I used to consider “environmentalism” as a fringe movement of people who strangely seemed to care more about trees and animals than people. Sure, there was pollution, and a few weak species were going extinct, but with it was a small price to pay for our rightful domination of the Universe. Now when I hear those sentiments, I get very, very angry.
Earth’s natural systems are showing signs of wear and tear, brought on by the exponential growth of resource use and waste by the human species. We are causing a mass extinction of species not unlike those brought on by asteroid impacts in the distant past, and we may be next. I now realize that environmentalism and its close cousin the “sustainability” movement are social responses to this crisis.

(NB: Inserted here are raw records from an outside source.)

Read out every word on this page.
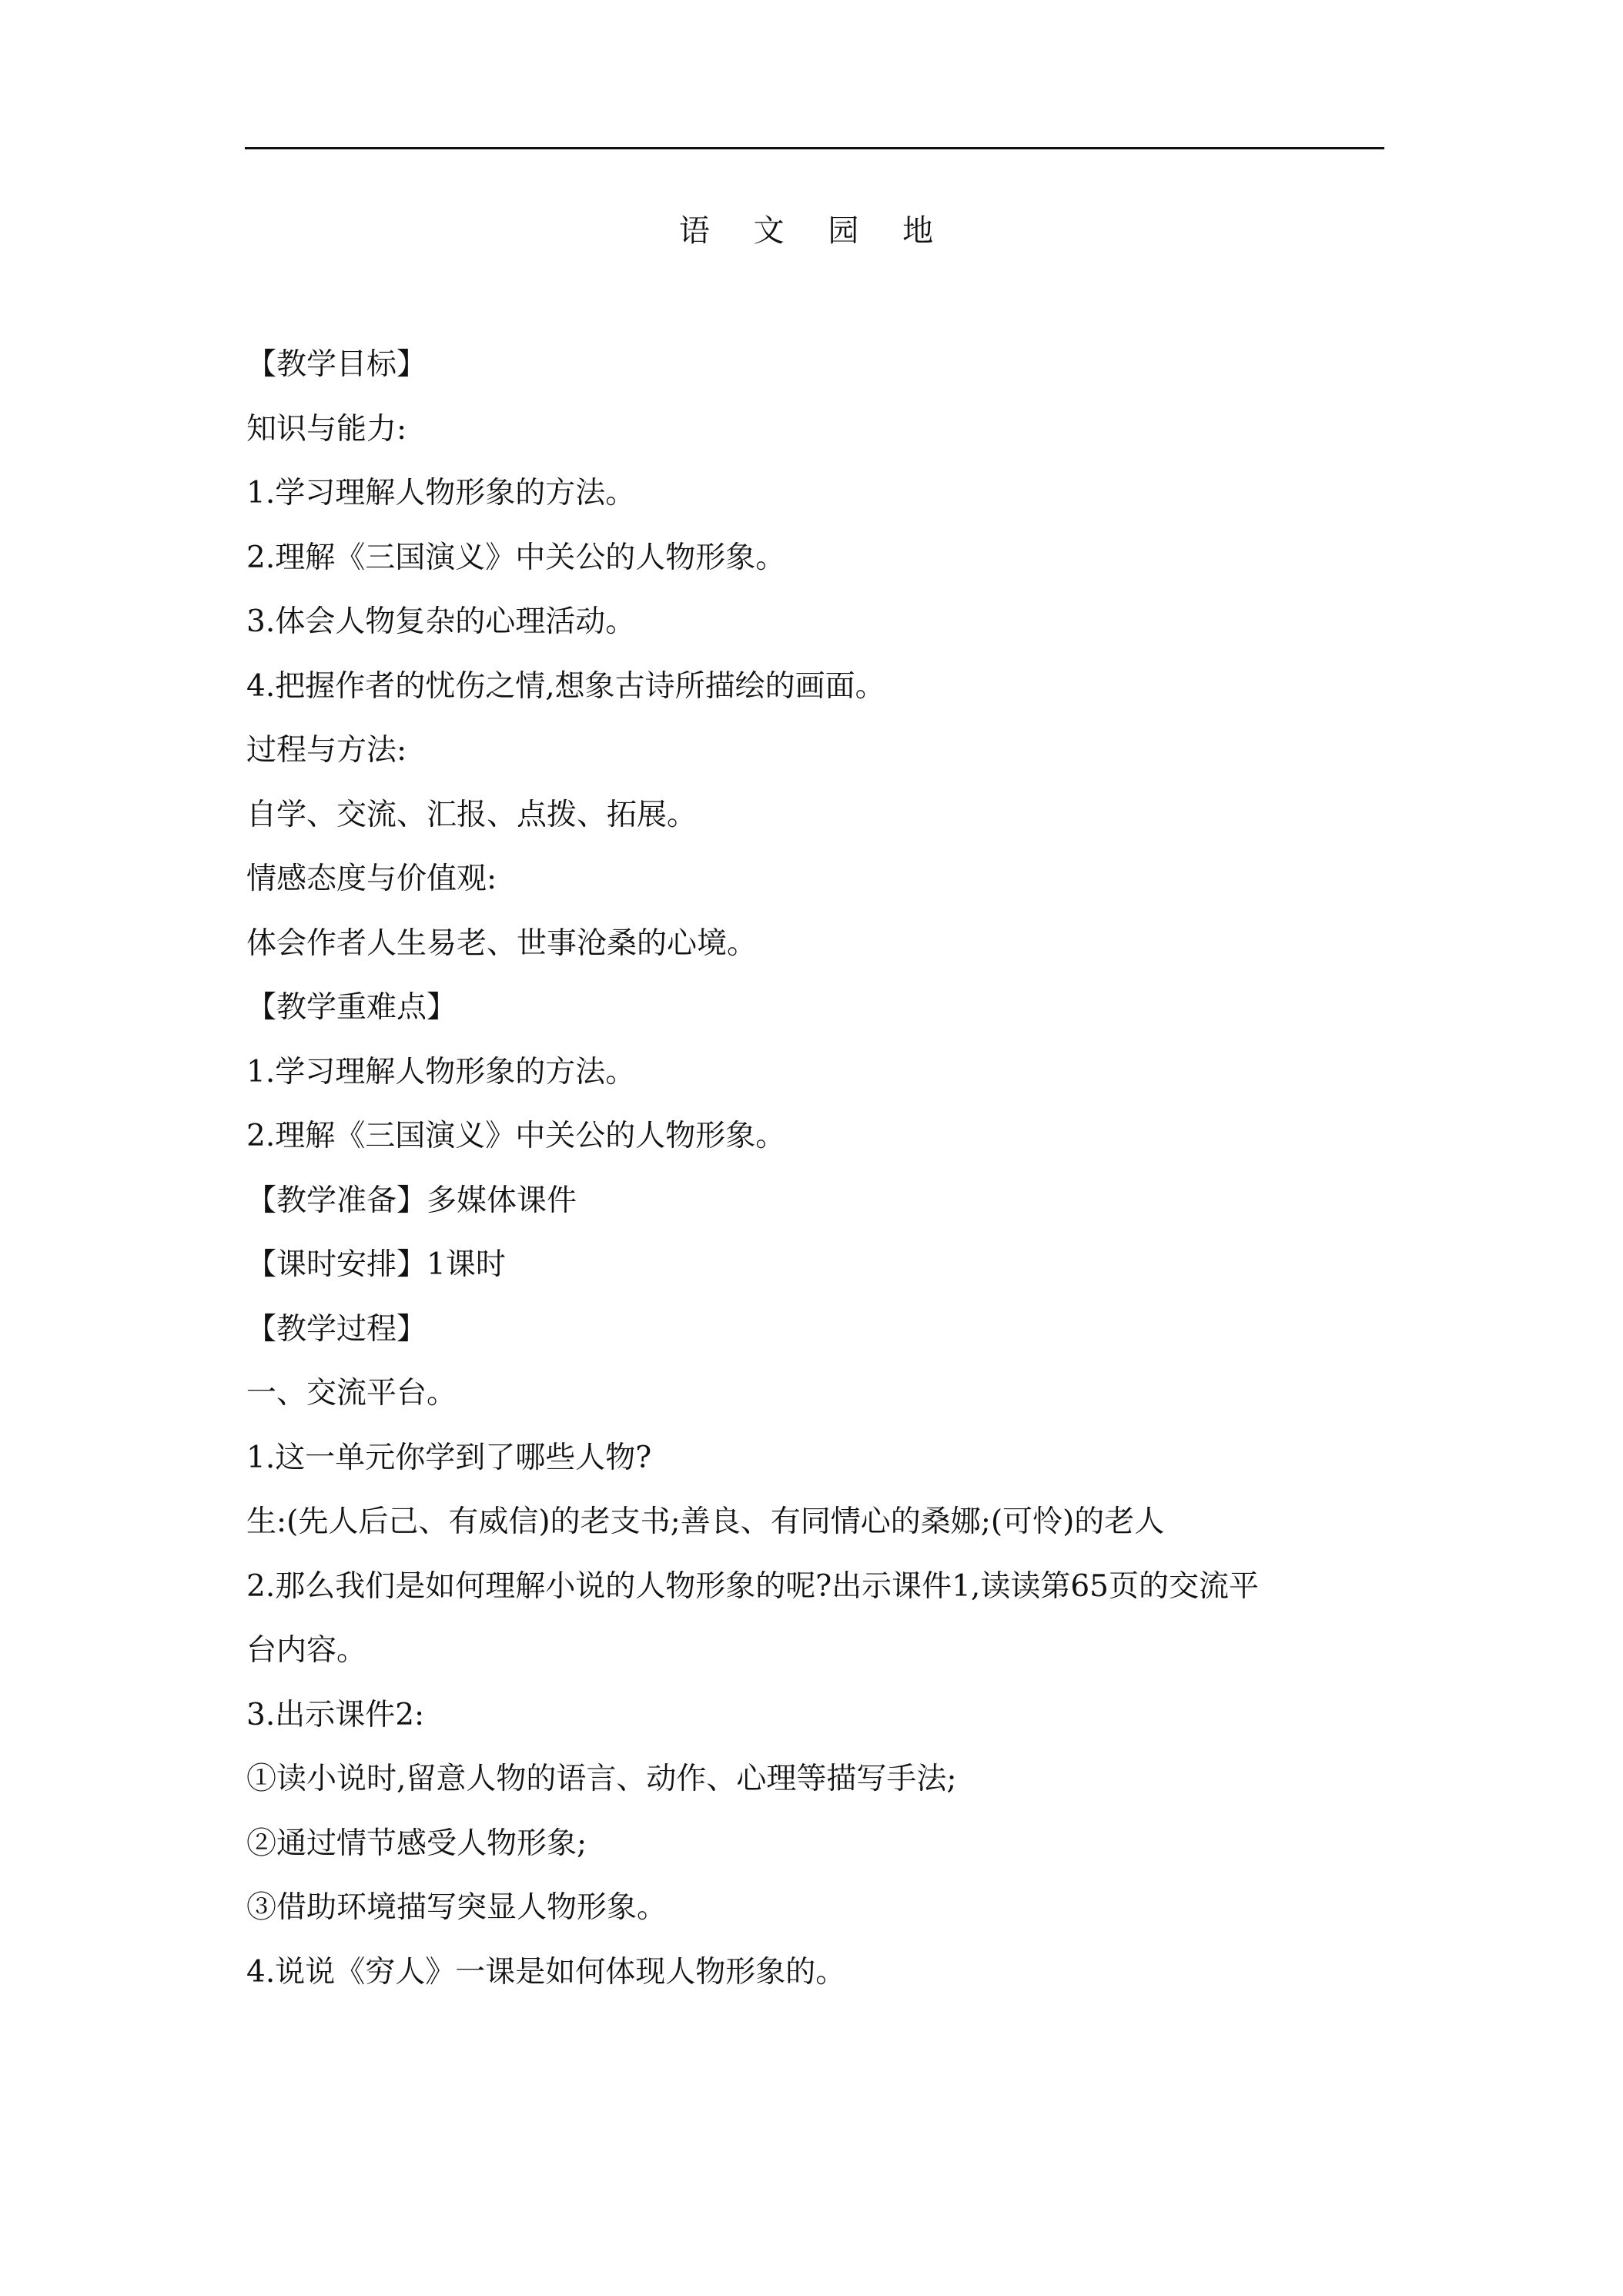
语 文 园 地
【教学目标】
知识与能力:
1.学习理解人物形象的方法。
2.理解《三国演义》中关公的人物形象。
3.体会人物复杂的心理活动。
4.把握作者的忧伤之情,想象古诗所描绘的画面。
过程与方法:
自学、交流、汇报、点拨、拓展。
情感态度与价值观:
体会作者人生易老、世事沧桑的心境。
【教学重难点】
1.学习理解人物形象的方法。
2.理解《三国演义》中关公的人物形象。
【教学准备】多媒体课件
【课时安排】1课时
【教学过程】
一、交流平台。
1.这一单元你学到了哪些人物?
生:(先人后己、有威信)的老支书;善良、有同情心的桑娜;(可怜)的老人
2.那么我们是如何理解小说的人物形象的呢?出示课件1,读读第65页的交流平
台内容。
3.出示课件2:
①读小说时,留意人物的语言、动作、心理等描写手法;
②通过情节感受人物形象;
③借助环境描写突显人物形象。
4.说说《穷人》一课是如何体现人物形象的。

As a former physicist and engineer, I applied my favorite tools to studying the issues (in what I call a “consumption model”). I discovered that the cumulative consumption of resources by humans is closely correlated to the trajectories of population growth for our species and others, and that all populations may crash (drop to zero) in this century as a result. If somehow technology enables us to live without the natural systems that have supported us, consume entire planets, and travel near the speed of light, the conversion of mass associated with the kind of exponential growth we’re used to can only be sustained for a few hundred years at most, because we can not reach the required planetary and interstellar mass fast enough.
When I was 16, I participated in a program to get kids to understand the ongoing energy crisis. I revisited the issue in my forties and learned that fossil fuels will dry up in this century, even if we survive the ecological crisis we’ve precipitated. Non-environmentally destructive alternatives are urgently required to deal with whatever (hopefully small) demand for energy we might have.